On top of that, a “marked transformation” in Michigan demographics lurks just ahead. The over-65 population will increase by 2.8 percent a year while other age groups decline in number, says the research council.
And Michigan’s 552 school districts are in for a special shock. The number of school-age children in the state will drop 1.5 percent a year. That means a drop of 15 percent by 2018. The projection won’t be good news for school boards, which receive money from the state on a per-pupil basis.
“Most state budgets are in trouble, facing downturns,” says Gerald Prante, an economist with the Tax Foundation, a nonpartisan tax-research group based in Washington, D.C. “Michigan’s kind of an anomaly. It’s been in its own recession for a while. In terms of tax reform, we tend to favor a broad-based tax system as opposed to handouts to various industries.”
For example, Prante’s not high on Michigan’s recent lucrative subsidies to moviemakers, the kind that recently lured Clint Eastwood to film in the state. “The film tax credits, typically, are not seen as very good economic policy — trying to [affect] an industry for various reasons,” he says. “That’s basically corporate welfare. Michigan is essentially trying, almost, to centrally plan their boom backwards with various credits. The government shouldn’t be in the business of picking winners and losers.”
That’s a standing complaint of businesses that have been in Michigan a long time. They pony up their share of annual taxes, and then, they say, the state gives newcomers the tax breaks, increasing the burden on everybody else.
“A lot of states have tried tax reforms, piecemeal attempts at it,” Prante says. “But nothing comprehensive. Some of it’s been bad; some good. But it’s more of a political thing — that’s typically what’s out there. They want to do what sounds good in front of TV cameras. ‘Raise taxes on corporations. Raise taxes on business. Raise taxes on smokers.’ It’s kind of a hodgepodge, what we’ve seen recently.
“Basically, it’s ‘We’re not taxing you; we’re taxing the guy behind the tree. We’re trying to get revenue out of them, and it doesn’t affect the broad populace.’”
But as Michigan business leaders and economists often note, taxes raise the cost of doing business, and those costs are typically passed along to consumers. In fact, Hubbard says she still hears complaints about the last-minute, 22-percent surcharge lawmakers slapped on businesses last year. Some companies benefited from last year’s business-tax reforms, “but when you added the 22-percent surcharge on top of that, it really did away with most of the benefit that those companies were receiving,” Hubbard says.
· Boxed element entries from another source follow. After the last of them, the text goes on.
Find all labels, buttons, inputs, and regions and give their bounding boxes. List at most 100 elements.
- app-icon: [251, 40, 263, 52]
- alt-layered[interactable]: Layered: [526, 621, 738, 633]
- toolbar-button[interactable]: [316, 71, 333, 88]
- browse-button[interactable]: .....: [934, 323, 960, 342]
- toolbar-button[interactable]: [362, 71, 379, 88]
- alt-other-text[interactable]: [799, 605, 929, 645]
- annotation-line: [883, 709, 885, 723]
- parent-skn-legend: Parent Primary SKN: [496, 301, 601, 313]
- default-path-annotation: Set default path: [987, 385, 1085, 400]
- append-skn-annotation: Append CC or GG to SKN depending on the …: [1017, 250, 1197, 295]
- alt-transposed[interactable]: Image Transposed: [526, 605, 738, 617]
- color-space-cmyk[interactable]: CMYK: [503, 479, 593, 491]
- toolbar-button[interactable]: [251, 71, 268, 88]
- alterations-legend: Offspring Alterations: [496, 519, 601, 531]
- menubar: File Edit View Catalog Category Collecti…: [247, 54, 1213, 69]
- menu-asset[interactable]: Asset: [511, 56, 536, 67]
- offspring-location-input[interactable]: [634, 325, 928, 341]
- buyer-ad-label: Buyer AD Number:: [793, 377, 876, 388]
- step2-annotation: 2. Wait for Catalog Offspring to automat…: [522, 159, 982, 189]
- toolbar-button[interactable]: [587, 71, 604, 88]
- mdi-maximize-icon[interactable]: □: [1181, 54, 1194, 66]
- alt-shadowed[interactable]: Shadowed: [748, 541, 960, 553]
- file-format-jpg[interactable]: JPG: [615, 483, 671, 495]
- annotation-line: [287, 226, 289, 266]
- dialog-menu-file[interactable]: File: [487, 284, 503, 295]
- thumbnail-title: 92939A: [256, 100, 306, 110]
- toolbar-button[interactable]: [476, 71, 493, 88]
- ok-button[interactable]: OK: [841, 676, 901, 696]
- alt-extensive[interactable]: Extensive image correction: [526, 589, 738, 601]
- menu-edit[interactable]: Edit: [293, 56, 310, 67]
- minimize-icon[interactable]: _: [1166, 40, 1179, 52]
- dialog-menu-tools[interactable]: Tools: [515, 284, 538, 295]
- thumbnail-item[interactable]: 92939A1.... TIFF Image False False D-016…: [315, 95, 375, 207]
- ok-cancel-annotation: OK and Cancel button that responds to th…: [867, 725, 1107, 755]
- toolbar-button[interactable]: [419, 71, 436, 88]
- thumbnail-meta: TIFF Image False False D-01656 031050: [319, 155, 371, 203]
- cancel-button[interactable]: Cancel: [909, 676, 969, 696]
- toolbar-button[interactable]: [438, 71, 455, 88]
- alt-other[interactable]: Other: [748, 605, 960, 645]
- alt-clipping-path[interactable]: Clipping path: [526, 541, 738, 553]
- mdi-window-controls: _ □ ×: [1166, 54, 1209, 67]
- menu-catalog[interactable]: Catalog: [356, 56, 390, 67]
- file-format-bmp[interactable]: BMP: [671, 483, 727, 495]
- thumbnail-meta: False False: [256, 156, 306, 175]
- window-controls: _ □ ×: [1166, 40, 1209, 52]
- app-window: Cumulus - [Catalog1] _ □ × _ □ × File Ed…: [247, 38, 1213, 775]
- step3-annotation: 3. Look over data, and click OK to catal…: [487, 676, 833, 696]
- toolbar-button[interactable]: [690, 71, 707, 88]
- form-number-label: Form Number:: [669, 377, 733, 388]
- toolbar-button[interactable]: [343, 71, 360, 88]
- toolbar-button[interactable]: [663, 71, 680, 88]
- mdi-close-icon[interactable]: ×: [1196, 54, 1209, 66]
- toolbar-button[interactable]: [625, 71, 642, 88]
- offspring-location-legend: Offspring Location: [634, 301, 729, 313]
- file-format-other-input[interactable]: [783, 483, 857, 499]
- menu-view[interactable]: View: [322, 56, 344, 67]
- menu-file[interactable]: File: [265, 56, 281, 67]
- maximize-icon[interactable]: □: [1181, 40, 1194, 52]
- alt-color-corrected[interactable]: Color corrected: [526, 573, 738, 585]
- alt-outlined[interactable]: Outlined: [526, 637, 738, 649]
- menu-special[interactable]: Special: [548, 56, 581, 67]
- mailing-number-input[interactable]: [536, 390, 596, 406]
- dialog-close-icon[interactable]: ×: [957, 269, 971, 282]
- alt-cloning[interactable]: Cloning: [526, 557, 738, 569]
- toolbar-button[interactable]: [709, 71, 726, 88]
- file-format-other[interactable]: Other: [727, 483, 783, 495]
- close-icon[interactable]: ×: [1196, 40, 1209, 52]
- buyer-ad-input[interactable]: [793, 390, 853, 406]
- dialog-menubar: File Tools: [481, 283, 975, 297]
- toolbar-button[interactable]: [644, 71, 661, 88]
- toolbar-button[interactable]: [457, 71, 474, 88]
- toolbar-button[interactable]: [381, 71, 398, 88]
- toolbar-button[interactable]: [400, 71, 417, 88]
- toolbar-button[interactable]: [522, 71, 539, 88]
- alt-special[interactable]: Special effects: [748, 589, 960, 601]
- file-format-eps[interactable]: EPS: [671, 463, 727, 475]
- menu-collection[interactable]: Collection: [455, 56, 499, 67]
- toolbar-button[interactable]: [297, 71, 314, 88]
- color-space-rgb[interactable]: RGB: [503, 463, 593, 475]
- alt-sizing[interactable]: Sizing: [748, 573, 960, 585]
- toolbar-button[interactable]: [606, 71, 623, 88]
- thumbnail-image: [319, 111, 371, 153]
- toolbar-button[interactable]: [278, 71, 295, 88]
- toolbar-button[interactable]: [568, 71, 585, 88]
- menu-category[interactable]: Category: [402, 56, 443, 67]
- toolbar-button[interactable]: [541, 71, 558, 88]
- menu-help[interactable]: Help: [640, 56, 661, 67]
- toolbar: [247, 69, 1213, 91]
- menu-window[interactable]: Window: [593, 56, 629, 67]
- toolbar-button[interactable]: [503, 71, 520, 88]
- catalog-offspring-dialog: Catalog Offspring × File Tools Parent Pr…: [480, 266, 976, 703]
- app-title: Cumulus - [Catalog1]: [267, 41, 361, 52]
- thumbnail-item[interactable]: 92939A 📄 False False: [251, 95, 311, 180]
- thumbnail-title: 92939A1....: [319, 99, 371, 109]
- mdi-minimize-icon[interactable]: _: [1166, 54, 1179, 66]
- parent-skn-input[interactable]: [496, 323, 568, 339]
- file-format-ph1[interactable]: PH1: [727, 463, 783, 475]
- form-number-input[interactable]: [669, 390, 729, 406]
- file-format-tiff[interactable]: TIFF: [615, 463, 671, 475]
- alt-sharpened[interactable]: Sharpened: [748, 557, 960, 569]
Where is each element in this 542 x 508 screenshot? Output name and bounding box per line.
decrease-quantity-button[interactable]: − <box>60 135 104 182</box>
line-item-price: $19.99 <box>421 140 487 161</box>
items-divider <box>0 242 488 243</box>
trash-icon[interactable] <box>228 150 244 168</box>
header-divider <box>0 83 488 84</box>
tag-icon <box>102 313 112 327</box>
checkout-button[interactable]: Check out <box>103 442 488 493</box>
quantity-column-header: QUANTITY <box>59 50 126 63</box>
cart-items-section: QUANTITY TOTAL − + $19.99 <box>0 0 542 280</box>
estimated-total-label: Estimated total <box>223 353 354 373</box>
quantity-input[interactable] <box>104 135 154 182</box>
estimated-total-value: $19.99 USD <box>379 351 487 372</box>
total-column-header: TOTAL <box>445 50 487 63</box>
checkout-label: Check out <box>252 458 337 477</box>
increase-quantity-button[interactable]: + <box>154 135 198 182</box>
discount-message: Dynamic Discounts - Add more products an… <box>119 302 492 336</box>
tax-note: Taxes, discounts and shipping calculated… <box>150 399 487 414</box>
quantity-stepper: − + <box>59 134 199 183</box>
With the entire House up for re-election on Nov. 4, there was “just not a lot of stomach for really tough decisions,” Hubbard says. “We’re going to keep our focus on the budget. I think it’s going to be early next year when we can focus everyone on the budget issues that can provide savings.”
Anderson, of Anderson Economic Group, isn’t impressed with lawmakers: “We went through a government shutdown and we put through a tax increase that nobody could explain the next day. Then they said, ‘Oh yeah, that’s a mistake.’ Then they proceeded to switch that to a surcharge on business. And then we passed a budget that included spending increases that we couldn’t fund.”
What’s ahead? Nobody’s really all that sure, given economic and demographic uncertainties. Wall Street’s recent woes aren’t making prospects any more cheery. DeGrow, who was on the 2007 emergency study panel, sees it this way: “We’ll muddle along for another year-and-a-half or two years (when Granholm’s second and final term expires) and things will hopefully start getting better. The only issue is how much harm gets done in the meantime.”